Tell us an example of a specific memorable work you did that is very close to you!
My most memorable work was the satellite image processing experience for smart cities. We were working on demos for vegetation layer, water level, built up area etc and another problem statement that involved using Deep learning for land use and land cover analysis. When we were exploring this, the usage of Computer vision and deep learning on low resolution satellite images were not that common and the resources available online were slightly limited. The analysis we generated let us actually see the impact of vegetation loss in a lot of cities globally. Reading about it in news articles is a different thing, actually working on a problem statement like this and witnessing the actual situation with your own eyes was a different experience in itself. And we experimented quite a bit for the Deep learning based “land use/land cover” problem which was very exciting since it involved building the model from scratch.
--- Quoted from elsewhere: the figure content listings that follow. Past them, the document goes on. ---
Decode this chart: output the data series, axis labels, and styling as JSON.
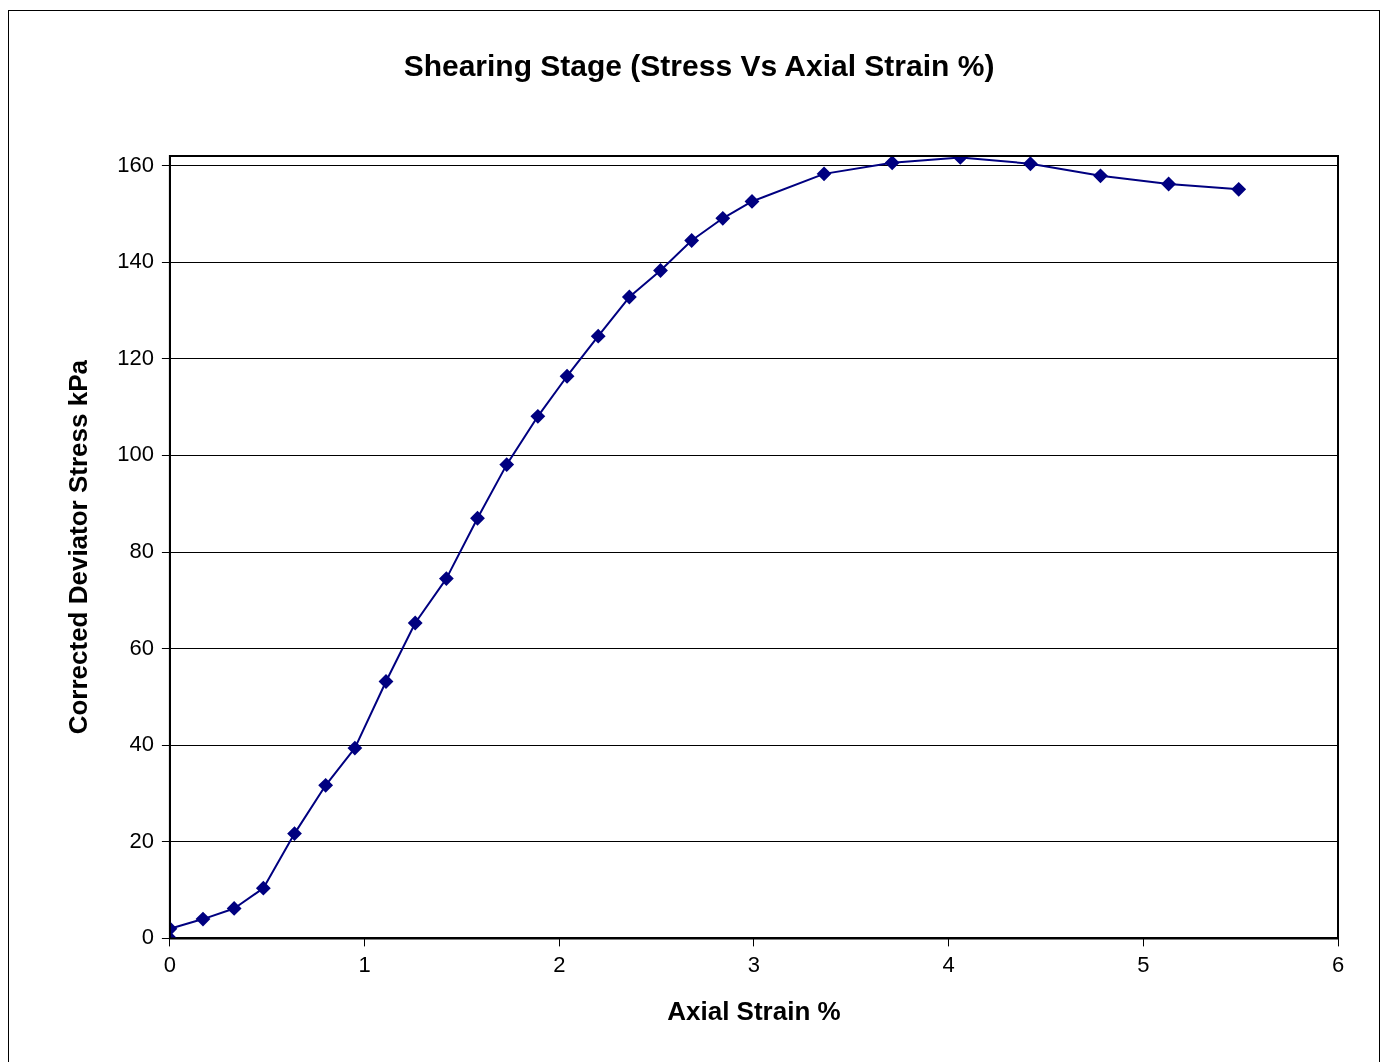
{
  "chart_data": {
    "type": "line",
    "title": "Shearing Stage (Stress Vs Axial Strain %)",
    "xlabel": "Axial Strain %",
    "ylabel": "Corrected Deviator Stress kPa",
    "x": [
      0,
      0,
      0.17,
      0.33,
      0.48,
      0.64,
      0.8,
      0.95,
      1.11,
      1.26,
      1.42,
      1.58,
      1.73,
      1.89,
      2.04,
      2.2,
      2.36,
      2.52,
      2.68,
      2.84,
      2.99,
      3.36,
      3.71,
      4.06,
      4.42,
      4.78,
      5.13,
      5.49
    ],
    "series": [
      {
        "color": "#000080",
        "values": [
          0,
          2,
          4,
          6.2,
          10.4,
          21.7,
          31.7,
          39.4,
          53.2,
          65.3,
          74.5,
          87,
          98.1,
          108.1,
          116.4,
          124.7,
          132.8,
          138.3,
          144.5,
          149.1,
          152.6,
          158.3,
          160.6,
          161.7,
          160.4,
          157.9,
          156.2,
          155.1
        ]
      }
    ],
    "xlim": [
      0,
      6
    ],
    "xticks": [
      0,
      1,
      2,
      3,
      4,
      5,
      6
    ],
    "ylim": [
      0,
      162
    ],
    "yticks": [
      0,
      20,
      40,
      60,
      80,
      100,
      120,
      140,
      160
    ],
    "grid": "y",
    "legend": false,
    "marker": "diamond",
    "line_style": "solid"
  }
}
Your advice to students based on your experience?
Be very honest with yourself about your interests and goals in life. There are always opportunities in whatever line you want to pursue. We spend a major portion of our day working so I feel it is very important to pick a domain that you really enjoy learning and working on. If you do something you enjoy, you’ll always find new opportunities opening up for you and you will always find places to learn and grow. Do a good amount of research before picking up a college subject because if you join with prior knowledge, you’ll be able to use your learning and experience from your college years further down the line. And focus on hands-on experience with technology during the college years itself, experiment with subjects and domains to get an understanding of what to expect during the later years.
Future Plans?
I intend to explore the other subdomains in the field of Computer vision as well. Each subdomain needs a good understanding of the core concept along with domain specific learnings which are really interesting and blur the borders that we have created to separate out subjects.